Skip site navigation (1) Skip section navigation (2)

Re: 12 disks raid setup

From: Greg Smith <gsmith(at)gregsmith(dot)com>
To: Franck Routier <franck(dot)routier(at)axege(dot)com>
Cc: pgsql-performance <pgsql-performance(at)postgresql(dot)org>
Subject: Re: 12 disks raid setup
Date: 2008-02-29 15:41:08
Message-ID: Pine.GSO.4.64.0802291019570.28452@westnet.com (view raw or flat)
Thread:
Lists: pgsql-performance
On Fri, 29 Feb 2008, Franck Routier wrote:

> my Raid controller is an Adaptec 31205 SAS/RAID controller. The battery
> was an option, but I didn't know it at purchase time. So I have no
> battery, but the whole system is on an UPS.

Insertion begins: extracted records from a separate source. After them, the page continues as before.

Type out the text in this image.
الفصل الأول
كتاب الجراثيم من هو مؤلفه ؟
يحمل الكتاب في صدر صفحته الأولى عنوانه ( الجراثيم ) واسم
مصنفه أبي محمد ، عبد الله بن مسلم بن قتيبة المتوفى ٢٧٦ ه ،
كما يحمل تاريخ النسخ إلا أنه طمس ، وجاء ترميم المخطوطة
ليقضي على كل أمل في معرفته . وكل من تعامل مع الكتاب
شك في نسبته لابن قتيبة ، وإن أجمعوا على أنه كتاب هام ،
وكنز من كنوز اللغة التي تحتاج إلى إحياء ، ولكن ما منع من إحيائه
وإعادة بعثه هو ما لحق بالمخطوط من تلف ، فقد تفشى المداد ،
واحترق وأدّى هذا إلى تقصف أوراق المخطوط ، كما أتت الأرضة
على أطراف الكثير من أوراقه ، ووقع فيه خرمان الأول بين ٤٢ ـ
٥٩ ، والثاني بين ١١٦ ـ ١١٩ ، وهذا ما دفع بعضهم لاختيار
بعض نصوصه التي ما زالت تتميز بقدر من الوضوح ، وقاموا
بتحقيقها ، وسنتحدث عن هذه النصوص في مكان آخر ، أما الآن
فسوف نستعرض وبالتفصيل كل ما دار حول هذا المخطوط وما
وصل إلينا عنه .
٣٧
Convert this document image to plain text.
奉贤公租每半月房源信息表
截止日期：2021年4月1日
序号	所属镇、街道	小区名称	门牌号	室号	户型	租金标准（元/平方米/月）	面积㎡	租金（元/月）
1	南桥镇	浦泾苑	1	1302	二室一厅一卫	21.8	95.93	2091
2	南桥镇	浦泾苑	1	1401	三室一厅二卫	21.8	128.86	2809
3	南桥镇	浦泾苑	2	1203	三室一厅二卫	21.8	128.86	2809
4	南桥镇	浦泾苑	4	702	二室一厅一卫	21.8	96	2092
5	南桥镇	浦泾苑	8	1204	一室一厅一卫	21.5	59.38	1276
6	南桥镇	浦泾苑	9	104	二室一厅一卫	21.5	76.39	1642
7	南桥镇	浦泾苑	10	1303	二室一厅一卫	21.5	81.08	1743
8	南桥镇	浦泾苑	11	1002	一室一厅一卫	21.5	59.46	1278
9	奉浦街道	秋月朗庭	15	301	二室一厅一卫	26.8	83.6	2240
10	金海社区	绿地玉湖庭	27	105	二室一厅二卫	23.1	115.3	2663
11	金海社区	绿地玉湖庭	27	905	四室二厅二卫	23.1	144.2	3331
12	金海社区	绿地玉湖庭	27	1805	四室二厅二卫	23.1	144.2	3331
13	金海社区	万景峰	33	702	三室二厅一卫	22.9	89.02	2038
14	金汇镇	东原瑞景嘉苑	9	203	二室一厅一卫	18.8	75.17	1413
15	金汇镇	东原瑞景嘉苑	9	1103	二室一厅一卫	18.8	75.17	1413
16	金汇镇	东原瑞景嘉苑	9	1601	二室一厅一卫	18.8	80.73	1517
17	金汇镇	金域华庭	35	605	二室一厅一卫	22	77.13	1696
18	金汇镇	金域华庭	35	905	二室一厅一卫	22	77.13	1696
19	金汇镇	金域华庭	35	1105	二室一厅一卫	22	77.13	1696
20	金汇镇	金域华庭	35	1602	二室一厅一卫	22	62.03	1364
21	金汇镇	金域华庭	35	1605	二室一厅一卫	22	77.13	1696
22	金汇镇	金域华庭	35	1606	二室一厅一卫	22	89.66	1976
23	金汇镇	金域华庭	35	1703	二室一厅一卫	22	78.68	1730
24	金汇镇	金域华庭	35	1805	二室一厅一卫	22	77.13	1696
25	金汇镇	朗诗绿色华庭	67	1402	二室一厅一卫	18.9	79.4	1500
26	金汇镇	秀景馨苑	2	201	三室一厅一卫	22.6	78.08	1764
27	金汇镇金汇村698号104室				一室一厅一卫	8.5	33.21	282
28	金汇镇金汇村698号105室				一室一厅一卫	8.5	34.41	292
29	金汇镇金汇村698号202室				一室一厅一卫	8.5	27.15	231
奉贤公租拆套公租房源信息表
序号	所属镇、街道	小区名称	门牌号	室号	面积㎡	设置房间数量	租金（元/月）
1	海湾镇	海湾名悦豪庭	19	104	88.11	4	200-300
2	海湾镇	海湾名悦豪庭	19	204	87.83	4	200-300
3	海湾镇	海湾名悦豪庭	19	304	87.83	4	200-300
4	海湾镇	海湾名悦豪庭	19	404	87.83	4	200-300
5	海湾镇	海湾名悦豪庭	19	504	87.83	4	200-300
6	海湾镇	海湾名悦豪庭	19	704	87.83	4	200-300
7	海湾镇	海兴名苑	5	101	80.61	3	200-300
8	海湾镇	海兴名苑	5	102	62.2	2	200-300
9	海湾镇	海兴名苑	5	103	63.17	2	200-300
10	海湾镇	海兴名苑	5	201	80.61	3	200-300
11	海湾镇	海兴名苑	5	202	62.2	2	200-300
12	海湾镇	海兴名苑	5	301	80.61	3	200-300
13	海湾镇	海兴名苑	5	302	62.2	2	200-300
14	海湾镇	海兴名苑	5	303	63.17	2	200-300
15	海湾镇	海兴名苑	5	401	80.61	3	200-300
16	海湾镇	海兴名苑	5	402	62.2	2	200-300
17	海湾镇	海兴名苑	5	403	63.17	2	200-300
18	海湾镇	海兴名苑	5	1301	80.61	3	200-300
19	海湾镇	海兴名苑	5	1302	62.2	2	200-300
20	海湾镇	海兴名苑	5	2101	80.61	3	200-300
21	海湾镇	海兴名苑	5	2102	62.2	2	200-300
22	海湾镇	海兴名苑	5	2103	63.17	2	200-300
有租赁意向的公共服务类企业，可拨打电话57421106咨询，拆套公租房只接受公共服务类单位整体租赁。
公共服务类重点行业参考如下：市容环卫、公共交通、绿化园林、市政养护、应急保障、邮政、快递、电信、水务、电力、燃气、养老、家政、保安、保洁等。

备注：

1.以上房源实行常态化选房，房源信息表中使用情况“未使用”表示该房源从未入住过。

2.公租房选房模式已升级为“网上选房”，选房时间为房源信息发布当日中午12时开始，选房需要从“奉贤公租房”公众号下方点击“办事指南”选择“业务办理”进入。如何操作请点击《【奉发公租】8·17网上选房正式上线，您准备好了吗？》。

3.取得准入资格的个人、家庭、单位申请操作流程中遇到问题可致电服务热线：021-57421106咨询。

The UPS is of no help here.  The problem is that PostgreSQL forces the 
disk controller to commit WAL writes to disk after every transaction.  If 
you have a controller with a battery-backed cache, you can use that cache 
to buffer those writes and dramatically increase write performance.  The 
USP doesn't give you the same write guarantees.  Let's say someone trips 
over the server power cord (simplest example of a whole class of 
failures).  With the BBC controller, the cached writes will get committed 
when you plug the server back in.  If all you've got is a UPS, writes that 
didn't make it to disk before the outage are lost.  That means you can't 
buffer those writes without risking database corruption.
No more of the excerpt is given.